Craft Kills is the most iconic of my works, being the work that I am most often asked for images of, and being reproduced more than any other. It has been reproduced and written about in a wide number of publications including Contemporary Textiles - the fabric of fine art, edited by Nadine Monem, Black Dog Publishing, London 2008, and more recently, Strange Material - storytelling through textiles, Leanne Prain, Arsenal Pulp Press, Vancouver, Canada, 2014. Curator Sarah Quinton uses an image of this work and reference it in her essay to accompany the exhibition Close to You - contemporary textiles, intimacy and popular culture (Dalhousie Art Gallery, Halifax, Nova Scotia and Textile Museum of Canada, Toronto, Ontario), Canada 2007. She aligns the work to that of the American artist Ed Rossbach and Louise Bourgeois. I had been invited to exhibit in this exhibition but was unable to due to pre-existing exhibition commitments. The title of the work, Craft Kills, along with an image, was also used by Suzan Russeler, curator at the TextielMuseum in Tilburg, The Netherlands in the title of an article for ‘Studies in Textiel’ in 2017 published by the Dutch Textile Commission. ‘Craft Kills? About the tension between art, craft and textiles as an artistic medium’.

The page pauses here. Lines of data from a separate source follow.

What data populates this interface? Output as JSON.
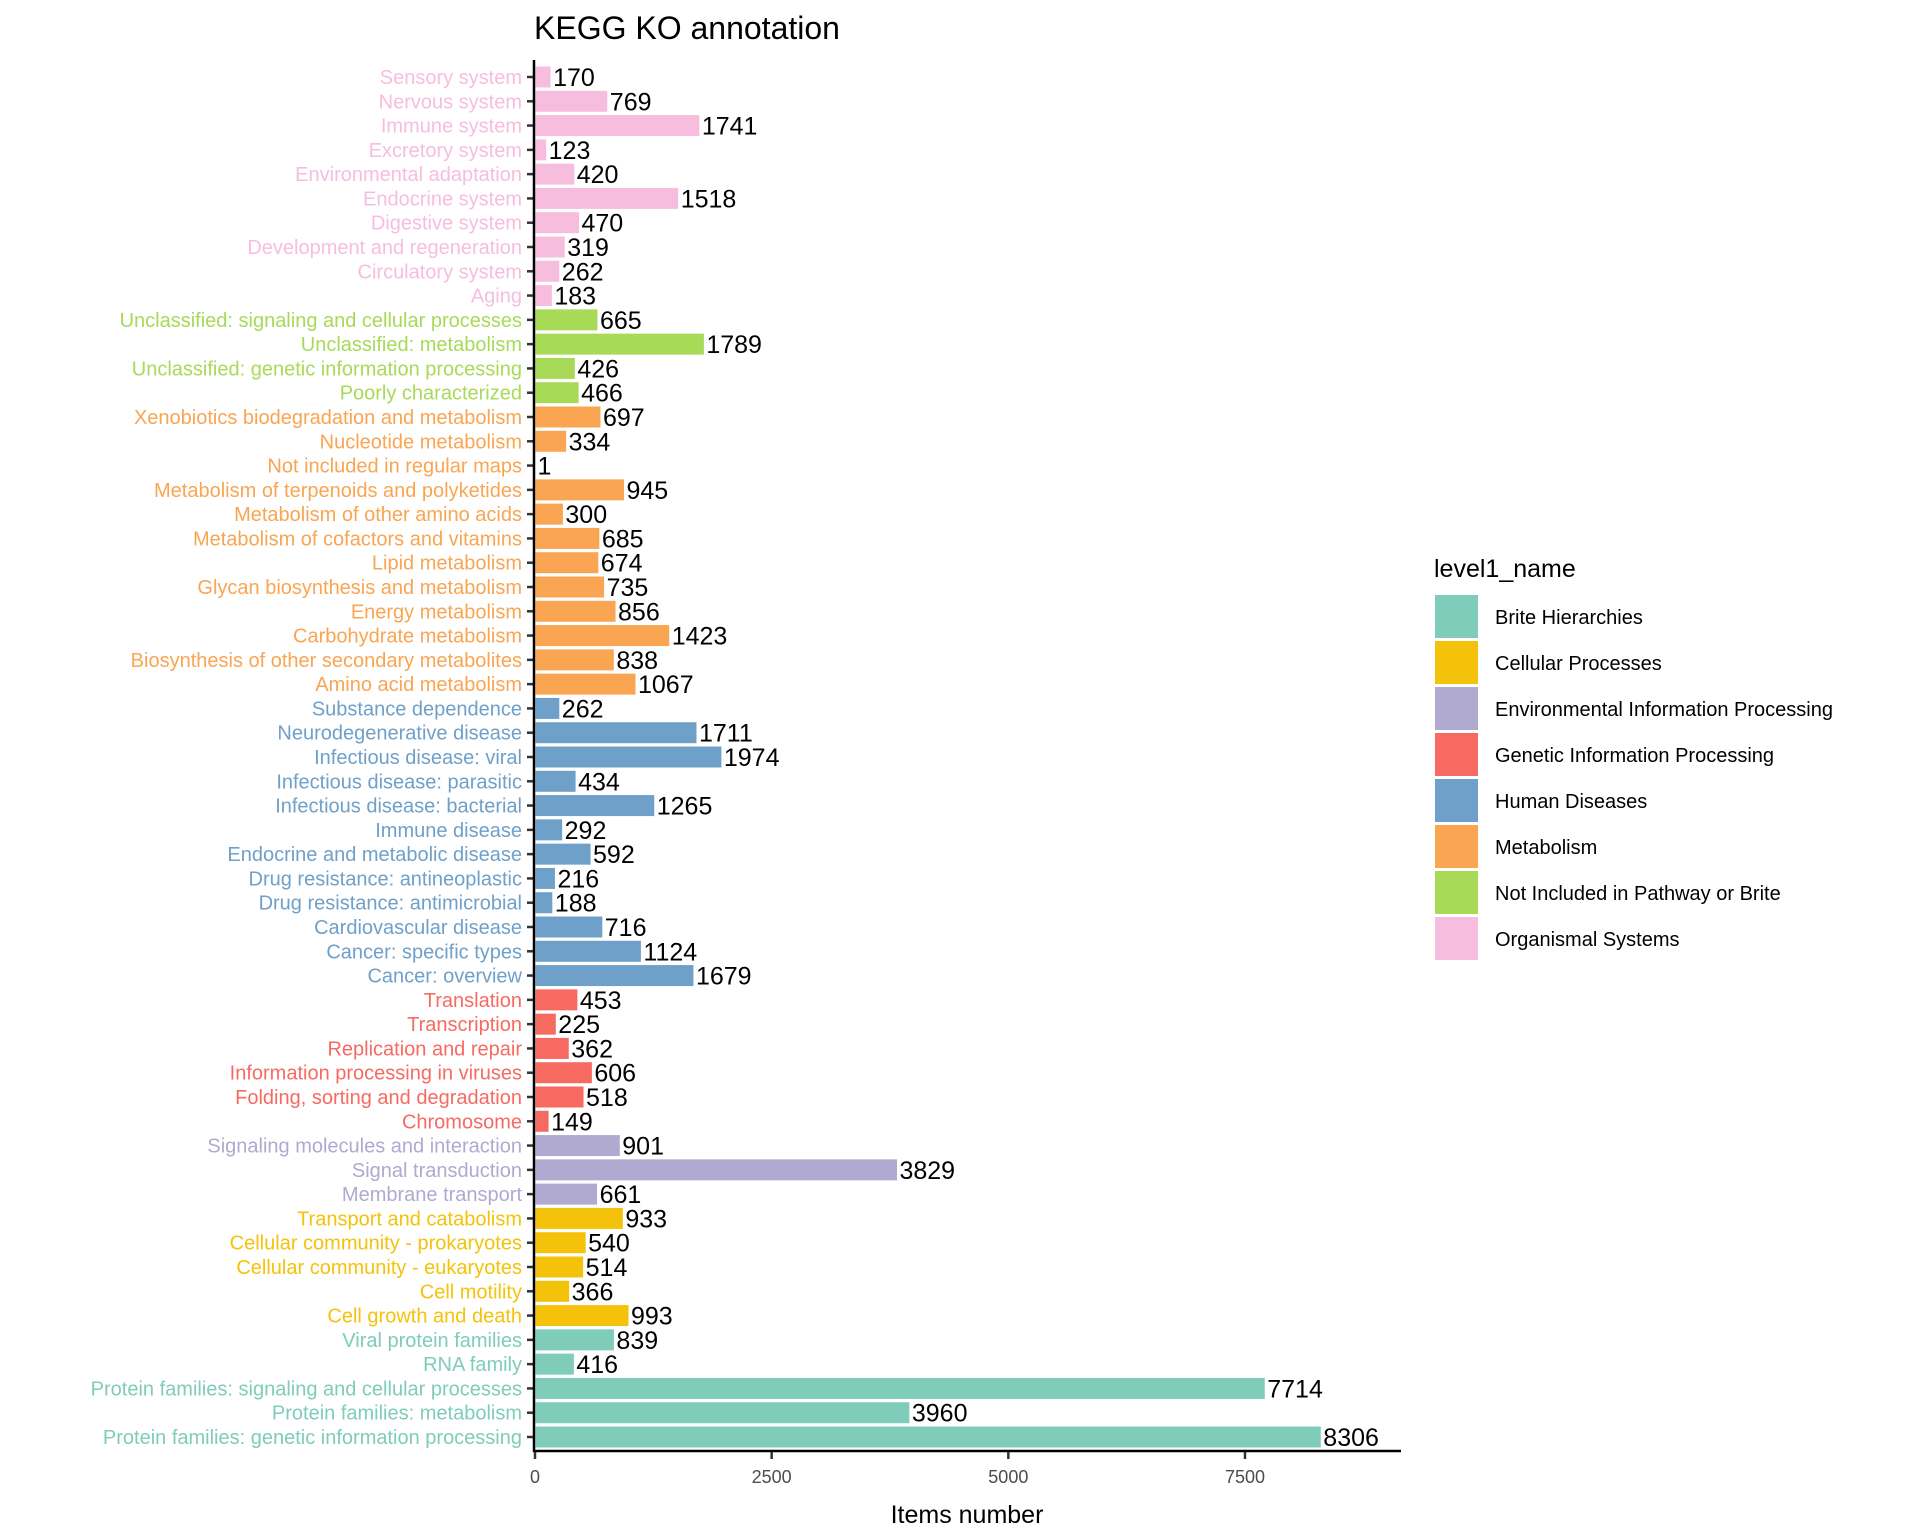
{
  "chart_data": {
    "type": "bar",
    "orientation": "horizontal",
    "title": "KEGG KO annotation",
    "xlabel": "Items number",
    "ylabel": "",
    "xlim": [
      0,
      9000
    ],
    "xticks": [
      0,
      2500,
      5000,
      7500
    ],
    "grid": false,
    "legend": {
      "title": "level1_name",
      "placement": "right",
      "entries": [
        {
          "name": "Brite Hierarchies",
          "color": "#7fccba"
        },
        {
          "name": "Cellular Processes",
          "color": "#f5c20b"
        },
        {
          "name": "Environmental Information Processing",
          "color": "#b0a9d0"
        },
        {
          "name": "Genetic Information Processing",
          "color": "#f76a62"
        },
        {
          "name": "Human Diseases",
          "color": "#6fa0c9"
        },
        {
          "name": "Metabolism",
          "color": "#f9a552"
        },
        {
          "name": "Not Included in Pathway or Brite",
          "color": "#a8da58"
        },
        {
          "name": "Organismal Systems",
          "color": "#f7bddf"
        }
      ]
    },
    "bars": [
      {
        "category": "Sensory system",
        "value": 170,
        "group": "Organismal Systems"
      },
      {
        "category": "Nervous system",
        "value": 769,
        "group": "Organismal Systems"
      },
      {
        "category": "Immune system",
        "value": 1741,
        "group": "Organismal Systems"
      },
      {
        "category": "Excretory system",
        "value": 123,
        "group": "Organismal Systems"
      },
      {
        "category": "Environmental adaptation",
        "value": 420,
        "group": "Organismal Systems"
      },
      {
        "category": "Endocrine system",
        "value": 1518,
        "group": "Organismal Systems"
      },
      {
        "category": "Digestive system",
        "value": 470,
        "group": "Organismal Systems"
      },
      {
        "category": "Development and regeneration",
        "value": 319,
        "group": "Organismal Systems"
      },
      {
        "category": "Circulatory system",
        "value": 262,
        "group": "Organismal Systems"
      },
      {
        "category": "Aging",
        "value": 183,
        "group": "Organismal Systems"
      },
      {
        "category": "Unclassified: signaling and cellular processes",
        "value": 665,
        "group": "Not Included in Pathway or Brite"
      },
      {
        "category": "Unclassified: metabolism",
        "value": 1789,
        "group": "Not Included in Pathway or Brite"
      },
      {
        "category": "Unclassified: genetic information processing",
        "value": 426,
        "group": "Not Included in Pathway or Brite"
      },
      {
        "category": "Poorly characterized",
        "value": 466,
        "group": "Not Included in Pathway or Brite"
      },
      {
        "category": "Xenobiotics biodegradation and metabolism",
        "value": 697,
        "group": "Metabolism"
      },
      {
        "category": "Nucleotide metabolism",
        "value": 334,
        "group": "Metabolism"
      },
      {
        "category": "Not included in regular maps",
        "value": 1,
        "group": "Metabolism"
      },
      {
        "category": "Metabolism of terpenoids and polyketides",
        "value": 945,
        "group": "Metabolism"
      },
      {
        "category": "Metabolism of other amino acids",
        "value": 300,
        "group": "Metabolism"
      },
      {
        "category": "Metabolism of cofactors and vitamins",
        "value": 685,
        "group": "Metabolism"
      },
      {
        "category": "Lipid metabolism",
        "value": 674,
        "group": "Metabolism"
      },
      {
        "category": "Glycan biosynthesis and metabolism",
        "value": 735,
        "group": "Metabolism"
      },
      {
        "category": "Energy metabolism",
        "value": 856,
        "group": "Metabolism"
      },
      {
        "category": "Carbohydrate metabolism",
        "value": 1423,
        "group": "Metabolism"
      },
      {
        "category": "Biosynthesis of other secondary metabolites",
        "value": 838,
        "group": "Metabolism"
      },
      {
        "category": "Amino acid metabolism",
        "value": 1067,
        "group": "Metabolism"
      },
      {
        "category": "Substance dependence",
        "value": 262,
        "group": "Human Diseases"
      },
      {
        "category": "Neurodegenerative disease",
        "value": 1711,
        "group": "Human Diseases"
      },
      {
        "category": "Infectious disease: viral",
        "value": 1974,
        "group": "Human Diseases"
      },
      {
        "category": "Infectious disease: parasitic",
        "value": 434,
        "group": "Human Diseases"
      },
      {
        "category": "Infectious disease: bacterial",
        "value": 1265,
        "group": "Human Diseases"
      },
      {
        "category": "Immune disease",
        "value": 292,
        "group": "Human Diseases"
      },
      {
        "category": "Endocrine and metabolic disease",
        "value": 592,
        "group": "Human Diseases"
      },
      {
        "category": "Drug resistance: antineoplastic",
        "value": 216,
        "group": "Human Diseases"
      },
      {
        "category": "Drug resistance: antimicrobial",
        "value": 188,
        "group": "Human Diseases"
      },
      {
        "category": "Cardiovascular disease",
        "value": 716,
        "group": "Human Diseases"
      },
      {
        "category": "Cancer: specific types",
        "value": 1124,
        "group": "Human Diseases"
      },
      {
        "category": "Cancer: overview",
        "value": 1679,
        "group": "Human Diseases"
      },
      {
        "category": "Translation",
        "value": 453,
        "group": "Genetic Information Processing"
      },
      {
        "category": "Transcription",
        "value": 225,
        "group": "Genetic Information Processing"
      },
      {
        "category": "Replication and repair",
        "value": 362,
        "group": "Genetic Information Processing"
      },
      {
        "category": "Information processing in viruses",
        "value": 606,
        "group": "Genetic Information Processing"
      },
      {
        "category": "Folding, sorting and degradation",
        "value": 518,
        "group": "Genetic Information Processing"
      },
      {
        "category": "Chromosome",
        "value": 149,
        "group": "Genetic Information Processing"
      },
      {
        "category": "Signaling molecules and interaction",
        "value": 901,
        "group": "Environmental Information Processing"
      },
      {
        "category": "Signal transduction",
        "value": 3829,
        "group": "Environmental Information Processing"
      },
      {
        "category": "Membrane transport",
        "value": 661,
        "group": "Environmental Information Processing"
      },
      {
        "category": "Transport and catabolism",
        "value": 933,
        "group": "Cellular Processes"
      },
      {
        "category": "Cellular community - prokaryotes",
        "value": 540,
        "group": "Cellular Processes"
      },
      {
        "category": "Cellular community - eukaryotes",
        "value": 514,
        "group": "Cellular Processes"
      },
      {
        "category": "Cell motility",
        "value": 366,
        "group": "Cellular Processes"
      },
      {
        "category": "Cell growth and death",
        "value": 993,
        "group": "Cellular Processes"
      },
      {
        "category": "Viral protein families",
        "value": 839,
        "group": "Brite Hierarchies"
      },
      {
        "category": "RNA family",
        "value": 416,
        "group": "Brite Hierarchies"
      },
      {
        "category": "Protein families: signaling and cellular processes",
        "value": 7714,
        "group": "Brite Hierarchies"
      },
      {
        "category": "Protein families: metabolism",
        "value": 3960,
        "group": "Brite Hierarchies"
      },
      {
        "category": "Protein families: genetic information processing",
        "value": 8306,
        "group": "Brite Hierarchies"
      }
    ]
  }
}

Craft Kills was first shown in my solo exhibition, Cosy, at firstsite at the Minories Art Gallery in Colchester (2002). The exhibition toured to the Piers Arts Centre in Orkney (2003) and Queen’s Hall, Hexham (2004). This exhibition was a turning point in my career and resulted in a major purchase by the Contemporary Art Society for Nottingham Castle Museum. There is a catalogue to accompany the exhibition with essays by Dawn Ades and Clare Doherty and interview with Linda Theophilus. It was also shown in Radical Lace and Subversive Knitting at the Museum of Arts and Design (MAD) in New York (2007). This was the first exhibition in North America to include my work and opened up a new international audience for me. A major publication was produced to accompany this exhibition.